Темп дыхания ускорился. Если бы у Ольги был пульсометр — он бы просто сгорел.
— Ты решил мне это на годовщину свадьбы сказать, да? Типа: «Сюрприз, милая, ты теперь не жена, а смотрящая по общаге!»
Максим прикусил губу. Потом тихо, почти по-детски:
— Ну а что… они ж свои… Родные люди…
Ольга молчала. Потом резко подошла к холодильнику, открыла его, достала банку огурцов и со всего размаху поставила её обратно. Грохот был такой, что даже кот Тимур, до этого с философией лежавший на подоконнике, спрыгнул и испарился в соседнюю комнату.
— Родные, значит, — тихо повторила она. — А я, выходит, чужая?
— Да ну тебя, что ты сразу в крайности, — замахал руками Максим. — Я просто подумал… Вместе веселее. Дом большой. Места всем хватит.
— Конечно хватит! Особенно, когда ты будешь спать в гараже с лопатой, а я — в котельной с сушилкой!

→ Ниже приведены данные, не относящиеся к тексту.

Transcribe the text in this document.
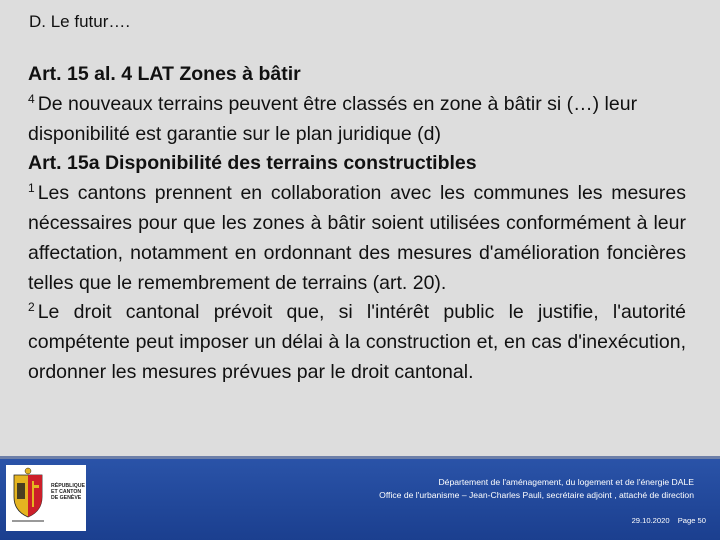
D. Le futur….

Art. 15 al. 4 LAT Zones à bâtir

$^4$ De nouveaux terrains peuvent être classés en zone à bâtir si (…) leur disponibilité est garantie sur le plan juridique (d)

Art. 15a Disponibilité des terrains constructibles

$^1$ Les cantons prennent en collaboration avec les communes les mesures nécessaires pour que les zones à bâtir soient utilisées conformément à leur affectation, notamment en ordonnant des mesures d'amélioration foncières telles que le remembrement de terrains (art. 20).

$^2$ Le droit cantonal prévoit que, si l'intérêt public le justifie, l'autorité compétente peut imposer un délai à la construction et, en cas d'inexécution, ordonner les mesures prévues par le droit cantonal.

RÉPUBLIQUE
ET CANTON
DE GENÈVE
Département de l'aménagement, du logement et de l'énergie DALE
Office de l'urbanisme – Jean-Charles Pauli, secrétaire adjoint , attaché de direction
29.10.2020 Page 50
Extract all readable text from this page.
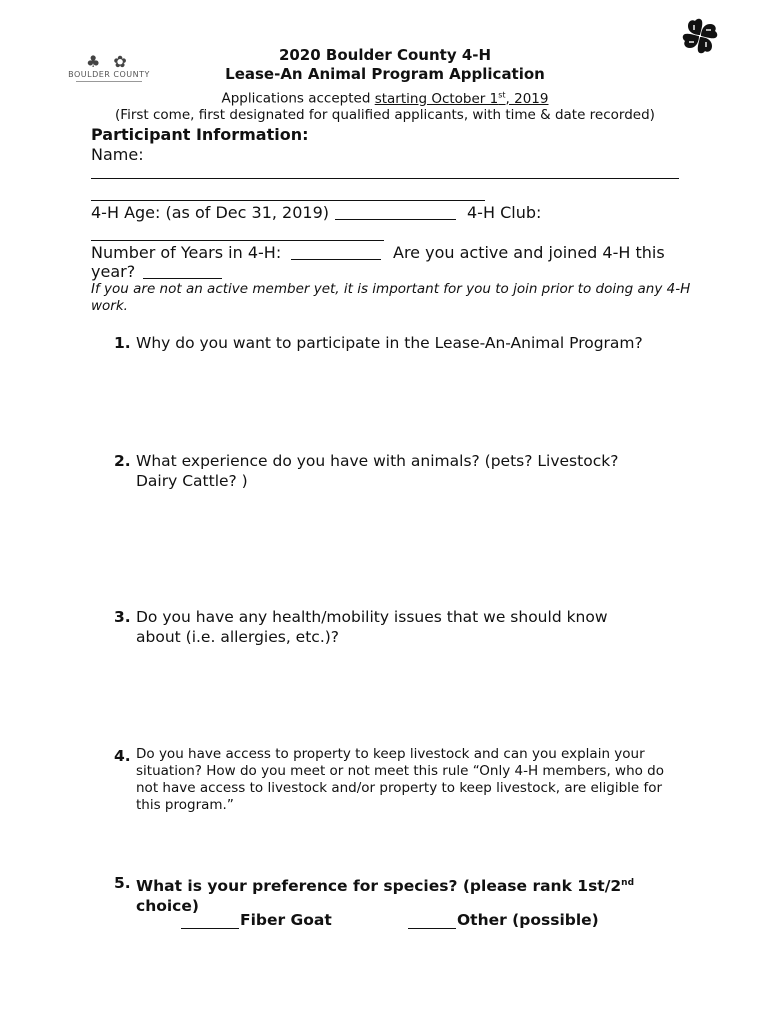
♣ ✿
BOULDER COUNTY
2020 Boulder County 4-H
Lease-An Animal Program Application
Applications accepted starting October 1st, 2019
(First come, first designated for qualified applicants, with time & date recorded)
Participant Information:
Name:
4-H Age: (as of Dec 31, 2019)	4-H Club:
Number of Years in 4-H:	Are you active and joined 4-H this
year?
If you are not an active member yet, it is important for you to join prior to doing any 4-H work.
1. Why do you want to participate in the Lease-An-Animal Program?
2. What experience do you have with animals? (pets? Livestock? Dairy Cattle? )
3. Do you have any health/mobility issues that we should know about (i.e. allergies, etc.)?
4. Do you have access to property to keep livestock and can you explain your situation? How do you meet or not meet this rule “Only 4-H members, who do not have access to livestock and/or property to keep livestock, are eligible for this program.”
5. What is your preference for species? (please rank 1st/2nd
choice)
Fiber Goat	Other (possible)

Максим встал, нервно засопел. И всё-таки, как всегда, выбрал тактику «упасть и не шевелиться»:
— Ты не понимаешь. Мама сказала…
— А! Ну конечно! — Ольга подняла руки. — Мама сказала! Ну всё, теперь точно вопросов нет! Можешь сразу акт о передаче жилья подписывать: «От жены — к Гале Петровне. С любовью и сквозь слёзы».
Он дернулся:
— Ну ты и перегибаешь, ей-богу. Дом общий. Я ж тоже имею право…
— Имеешь. Вот только я вкладывала в него деньги, свои декретные, свои отпускные, и ещё три года на маникюр не ходила, потому что ты говорил: «Потерпим — будет дом, будет рай». А в раю, оказывается, очередь в душ и шесть пар тапок в прихожей!
Максим выдохнул. Посмотрел на неё с тем выражением, как у щенка, которого застали с разгромленным диваном. Жалкий, но уверенный, что всё можно уладить куском колбасы.
— Ну не всю же жизнь они там жить будут… Поживём-посмотрим…
Ольга подошла ближе. Очень медленно. Встала перед ним, глядя прямо в глаза:
— Максим. Если ты не скажешь своей маме, что в этом доме будет жить только твоя семья — я сама скажу. Но уже юристу. Понял?
Он сглотнул.
— Ты не можешь…
— Могу, — перебила она. — И даже должна. Потому что если я ещё раз услышу, что мнение Галины Петровны важнее моего — я сама начну строить дом. Но уже одна. И не для приюта родственников, а для себя. И кота. И, может, для мужика с позвоночником.
Максим растерянно опустился на стул. Молчал. Ольга молча собрала бумаги и вышла. Но не хлопнула дверью — слишком была зла, чтобы хлопать. Это не театр. Это была настоящая война.
А на следующий день Галина Петровна приехала без звонка.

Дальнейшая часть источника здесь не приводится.